The Territory is one of the most notable films of the year, and that’s quite impressive considering the documentary is Alex Pritz‘s first feature. With three shorts under his belt, Pritz went big to share the story of the Uru-Eu-Wau-Wau, an indigenous group struggling to retain a small area of the Amazon rainforest that they call home. Pritz’s success with his debut (including jury and audience awards at the 2022 Sundance Film Festival) owes a lot to his collaboration with the Uru-Eu-Wau-Wau and Brazilian activist Neidinha Bandeira as well as renowned Hollywood filmmaker Darren Aronofsky (Requiem for a Dream, Black Swan, The Fountain).
Usually, when you see a name like Darren Aronofsky’s on a documentary like The Territory, it’s an executive producer credit. Meaning, that recognizable figure has essentially sponsored the film, often coming aboard in the late stages of production but not having a direct hand in its ongoing development. Aronofsky is one of the true producers of The Territory, participating in the making of the documentary since Pritz’s early days of shooting, in 2019. Aronofsky (who previously produced Lance Oppenheimer’s delightful first documentary feature, Some Kind of Heaven) provided creative input and — curiously given his lack of experience with the genre — apparently inspired its Western-tinged structure and themes.
Ahead of the theatrical release of The Territory, I interviewed Pritz in depth about the documentary and some of the difficult choices he had to make in its construction. We also talked about the working relationships he had with his subjects, who also had a lot of creative influence on the film’s making, as well as with Aronofsky, who provided a lot more than just his name. Below is Pritz’s answer to my inquiry into how Aronofsky and his production company became involved with The Territory, a debut feature from an unknown documentarian, and what that has meant for the film.
Alex Pritz On Darren Aronofsky’s Involvement In The Territory
I come from a working-class family; both my parents are public school teachers. I don’t have any connections in the film world to speak of. So, my first feature, I just took every meeting I could. I did IFP Week. I did Sheffield MeetMarket, I did Camden Points North 1:1 Meetings. Any one of those speed dating sessions that you can sign up for, I was there. I was ready. At IFP Week (now Gotham Week) in 2019, I met a couple of people who work underneath Darren at his company Protozoa Pictures, and they responded really quickly to the footage that I had, the way that I was trying to tell a story. First-person. Real-time. Present-tense filmmaking was something that they were interested in.

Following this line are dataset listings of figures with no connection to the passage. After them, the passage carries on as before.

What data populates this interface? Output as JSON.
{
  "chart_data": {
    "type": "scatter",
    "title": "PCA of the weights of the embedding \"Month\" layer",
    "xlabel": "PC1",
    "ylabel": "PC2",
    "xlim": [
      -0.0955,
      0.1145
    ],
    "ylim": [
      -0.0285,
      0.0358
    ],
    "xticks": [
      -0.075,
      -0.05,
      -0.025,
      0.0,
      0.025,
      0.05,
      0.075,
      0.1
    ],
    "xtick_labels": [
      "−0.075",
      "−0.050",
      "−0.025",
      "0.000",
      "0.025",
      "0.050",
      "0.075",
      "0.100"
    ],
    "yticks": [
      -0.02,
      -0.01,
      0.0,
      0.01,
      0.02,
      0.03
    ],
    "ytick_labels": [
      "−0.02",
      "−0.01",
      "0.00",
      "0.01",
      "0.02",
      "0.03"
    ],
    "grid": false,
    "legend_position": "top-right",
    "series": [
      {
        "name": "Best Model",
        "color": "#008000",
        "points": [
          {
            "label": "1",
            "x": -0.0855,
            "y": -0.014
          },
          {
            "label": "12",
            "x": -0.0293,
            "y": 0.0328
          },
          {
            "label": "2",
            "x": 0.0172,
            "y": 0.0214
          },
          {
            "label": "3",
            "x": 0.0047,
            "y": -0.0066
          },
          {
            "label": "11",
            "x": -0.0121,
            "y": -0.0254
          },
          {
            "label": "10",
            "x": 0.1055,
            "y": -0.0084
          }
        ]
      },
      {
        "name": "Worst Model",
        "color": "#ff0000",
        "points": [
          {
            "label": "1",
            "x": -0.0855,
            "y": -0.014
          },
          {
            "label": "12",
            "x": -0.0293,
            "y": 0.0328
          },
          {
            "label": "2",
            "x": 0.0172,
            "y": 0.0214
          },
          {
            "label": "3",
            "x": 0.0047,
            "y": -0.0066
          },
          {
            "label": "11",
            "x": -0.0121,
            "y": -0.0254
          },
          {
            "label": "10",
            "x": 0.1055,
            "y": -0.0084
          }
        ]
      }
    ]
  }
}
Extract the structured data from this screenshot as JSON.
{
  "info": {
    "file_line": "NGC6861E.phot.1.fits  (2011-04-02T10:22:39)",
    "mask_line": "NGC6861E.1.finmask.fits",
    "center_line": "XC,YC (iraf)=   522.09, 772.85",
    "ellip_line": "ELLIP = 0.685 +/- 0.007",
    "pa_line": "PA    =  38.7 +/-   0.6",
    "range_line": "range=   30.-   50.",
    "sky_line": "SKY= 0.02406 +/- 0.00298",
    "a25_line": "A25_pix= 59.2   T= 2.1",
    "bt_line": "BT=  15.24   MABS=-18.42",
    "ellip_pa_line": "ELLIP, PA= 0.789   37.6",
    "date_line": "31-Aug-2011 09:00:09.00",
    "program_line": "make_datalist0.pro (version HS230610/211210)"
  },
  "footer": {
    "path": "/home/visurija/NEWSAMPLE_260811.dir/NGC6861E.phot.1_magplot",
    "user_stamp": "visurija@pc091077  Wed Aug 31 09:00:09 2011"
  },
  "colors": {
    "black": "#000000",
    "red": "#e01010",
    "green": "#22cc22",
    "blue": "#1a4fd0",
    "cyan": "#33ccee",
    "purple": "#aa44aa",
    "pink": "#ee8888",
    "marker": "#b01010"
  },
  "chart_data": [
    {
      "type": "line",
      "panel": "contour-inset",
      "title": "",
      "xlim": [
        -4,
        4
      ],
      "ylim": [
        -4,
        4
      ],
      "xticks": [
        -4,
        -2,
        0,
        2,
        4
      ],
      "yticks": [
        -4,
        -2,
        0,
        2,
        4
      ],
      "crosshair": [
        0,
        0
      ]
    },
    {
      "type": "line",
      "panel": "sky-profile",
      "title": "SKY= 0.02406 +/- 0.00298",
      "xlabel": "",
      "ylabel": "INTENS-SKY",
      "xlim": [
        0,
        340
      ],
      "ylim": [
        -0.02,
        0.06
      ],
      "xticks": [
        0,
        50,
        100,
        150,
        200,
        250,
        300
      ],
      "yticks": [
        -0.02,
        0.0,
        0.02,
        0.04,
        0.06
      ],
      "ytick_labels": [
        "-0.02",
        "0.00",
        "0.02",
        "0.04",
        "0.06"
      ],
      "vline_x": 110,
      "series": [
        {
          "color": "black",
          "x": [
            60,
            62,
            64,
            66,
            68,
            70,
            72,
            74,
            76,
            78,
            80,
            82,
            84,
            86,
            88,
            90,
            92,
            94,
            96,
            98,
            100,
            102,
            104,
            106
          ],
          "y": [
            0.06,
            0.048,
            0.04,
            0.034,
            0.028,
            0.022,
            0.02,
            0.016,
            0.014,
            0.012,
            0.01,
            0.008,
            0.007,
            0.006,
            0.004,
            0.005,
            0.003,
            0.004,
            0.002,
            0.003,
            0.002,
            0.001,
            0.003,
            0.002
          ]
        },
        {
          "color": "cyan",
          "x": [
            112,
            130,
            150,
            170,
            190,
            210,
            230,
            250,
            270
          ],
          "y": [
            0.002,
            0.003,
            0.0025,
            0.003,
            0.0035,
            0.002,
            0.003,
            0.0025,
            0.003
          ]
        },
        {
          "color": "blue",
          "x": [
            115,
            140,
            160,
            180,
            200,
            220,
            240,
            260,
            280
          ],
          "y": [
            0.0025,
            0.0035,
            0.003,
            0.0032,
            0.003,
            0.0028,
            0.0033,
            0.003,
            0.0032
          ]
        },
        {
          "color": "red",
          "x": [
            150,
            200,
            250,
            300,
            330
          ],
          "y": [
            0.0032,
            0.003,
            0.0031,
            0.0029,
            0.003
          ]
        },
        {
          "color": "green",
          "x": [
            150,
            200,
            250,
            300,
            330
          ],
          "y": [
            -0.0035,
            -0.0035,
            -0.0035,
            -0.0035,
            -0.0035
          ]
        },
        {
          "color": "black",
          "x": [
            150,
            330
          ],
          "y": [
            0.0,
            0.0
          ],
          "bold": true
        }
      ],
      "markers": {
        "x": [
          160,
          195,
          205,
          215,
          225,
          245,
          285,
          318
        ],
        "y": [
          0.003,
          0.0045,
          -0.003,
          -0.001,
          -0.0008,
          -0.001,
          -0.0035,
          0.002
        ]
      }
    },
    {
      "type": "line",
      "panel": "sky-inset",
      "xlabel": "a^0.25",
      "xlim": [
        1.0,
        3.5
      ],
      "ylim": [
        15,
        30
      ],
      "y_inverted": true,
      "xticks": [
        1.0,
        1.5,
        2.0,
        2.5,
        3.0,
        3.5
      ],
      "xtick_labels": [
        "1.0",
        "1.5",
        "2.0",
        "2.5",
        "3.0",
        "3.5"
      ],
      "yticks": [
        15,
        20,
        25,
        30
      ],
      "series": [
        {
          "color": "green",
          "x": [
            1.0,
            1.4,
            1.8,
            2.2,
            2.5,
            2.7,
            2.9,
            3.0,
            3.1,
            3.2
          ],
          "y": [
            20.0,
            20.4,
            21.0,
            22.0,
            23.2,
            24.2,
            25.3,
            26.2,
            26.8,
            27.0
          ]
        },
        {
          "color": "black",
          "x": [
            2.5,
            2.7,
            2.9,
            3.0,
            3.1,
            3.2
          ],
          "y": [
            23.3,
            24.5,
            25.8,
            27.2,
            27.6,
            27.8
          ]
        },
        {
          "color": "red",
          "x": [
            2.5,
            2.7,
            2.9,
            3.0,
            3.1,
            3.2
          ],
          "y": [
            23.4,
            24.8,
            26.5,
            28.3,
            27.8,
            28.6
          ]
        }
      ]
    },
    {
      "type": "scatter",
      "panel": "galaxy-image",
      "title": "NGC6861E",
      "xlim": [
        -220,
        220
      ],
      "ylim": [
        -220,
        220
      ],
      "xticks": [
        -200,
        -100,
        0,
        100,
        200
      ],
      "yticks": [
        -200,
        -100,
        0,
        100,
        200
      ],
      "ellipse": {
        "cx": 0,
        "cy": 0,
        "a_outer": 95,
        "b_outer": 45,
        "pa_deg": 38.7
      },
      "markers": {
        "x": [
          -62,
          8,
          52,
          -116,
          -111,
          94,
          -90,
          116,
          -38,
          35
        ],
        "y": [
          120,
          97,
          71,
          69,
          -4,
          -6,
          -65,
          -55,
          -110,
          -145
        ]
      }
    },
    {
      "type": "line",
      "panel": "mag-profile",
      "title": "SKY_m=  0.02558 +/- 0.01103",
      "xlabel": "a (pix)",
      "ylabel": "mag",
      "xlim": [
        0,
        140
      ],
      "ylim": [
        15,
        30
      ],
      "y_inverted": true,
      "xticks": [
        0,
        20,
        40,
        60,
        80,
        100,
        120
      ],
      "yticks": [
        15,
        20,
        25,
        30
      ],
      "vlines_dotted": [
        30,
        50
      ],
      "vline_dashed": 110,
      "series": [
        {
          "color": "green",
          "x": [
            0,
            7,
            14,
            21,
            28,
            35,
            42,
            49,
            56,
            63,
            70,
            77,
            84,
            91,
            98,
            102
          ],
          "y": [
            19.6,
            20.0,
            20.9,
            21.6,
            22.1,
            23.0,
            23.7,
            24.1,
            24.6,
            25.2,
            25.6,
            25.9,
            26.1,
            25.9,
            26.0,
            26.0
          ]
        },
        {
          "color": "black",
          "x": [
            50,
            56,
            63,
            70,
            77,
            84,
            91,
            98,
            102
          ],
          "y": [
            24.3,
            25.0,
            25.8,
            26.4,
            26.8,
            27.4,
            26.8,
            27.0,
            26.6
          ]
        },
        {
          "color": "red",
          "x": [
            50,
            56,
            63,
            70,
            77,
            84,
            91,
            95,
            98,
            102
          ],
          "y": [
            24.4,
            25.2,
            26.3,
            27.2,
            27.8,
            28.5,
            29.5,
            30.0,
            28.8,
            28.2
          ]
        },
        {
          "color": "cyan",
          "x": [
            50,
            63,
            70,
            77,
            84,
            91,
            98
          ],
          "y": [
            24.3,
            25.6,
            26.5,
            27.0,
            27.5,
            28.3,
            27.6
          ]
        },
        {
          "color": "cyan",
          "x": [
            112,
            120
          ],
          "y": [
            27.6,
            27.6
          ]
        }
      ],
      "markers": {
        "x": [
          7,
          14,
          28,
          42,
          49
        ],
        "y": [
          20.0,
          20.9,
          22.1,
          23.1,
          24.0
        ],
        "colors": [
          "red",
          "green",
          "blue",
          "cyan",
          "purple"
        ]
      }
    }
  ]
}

They invited me to their office in Chinatown; I brought footage, met Darren, showed him raw dailies of what I’d been shooting that summer, and then talked through the story. A lot of the early ideas about how to structure the film and thinking of it as a genre documentary, as a Western — we lost some of that in the edit, but Darren came up with this really strong idea that we could take some of the aesthetics of the Western genre and play with these problematic tropes of cowboys and indigenous people, but flip them on their head wherever we could try, to subvert them.
In our story, the politically savvy, media-oriented, technologically sophisticated people are the indigenous community, and the naive people are the farmers, who really don’t have any understanding of the historical context of their actions; the environmental consequences of what they’re doing are outside of their purview. They’re quite myopic in the way that they think about this. And Darren was very influential for me in thinking about that stuff. As well as how to structure the financing of the film, to hold on to all rights through the entire process. I had final cut all the way through, and through the sale to NatGeo, that was just with me. If I hadn’t had Darren on early, I don’t know that I would have had the cojones to stand up for that stuff.
When he came on in 2019, he was the only producer on our film who’d ever made a feature film before. Which is crazy. It was me, my best friend Will, who is a producer on the film, and Gabriel Uchida, our Brazilian producer, and none of us had ever made a film before. Darren stood behind it, and I think that opened the door to get a bunch of new grant applications and carry on with production in a way that totally wouldn’t have been possible without him.
Alex Pritz’s The Territory is now playing in theaters nationwide, courtesy of National Geographic Documentary Films.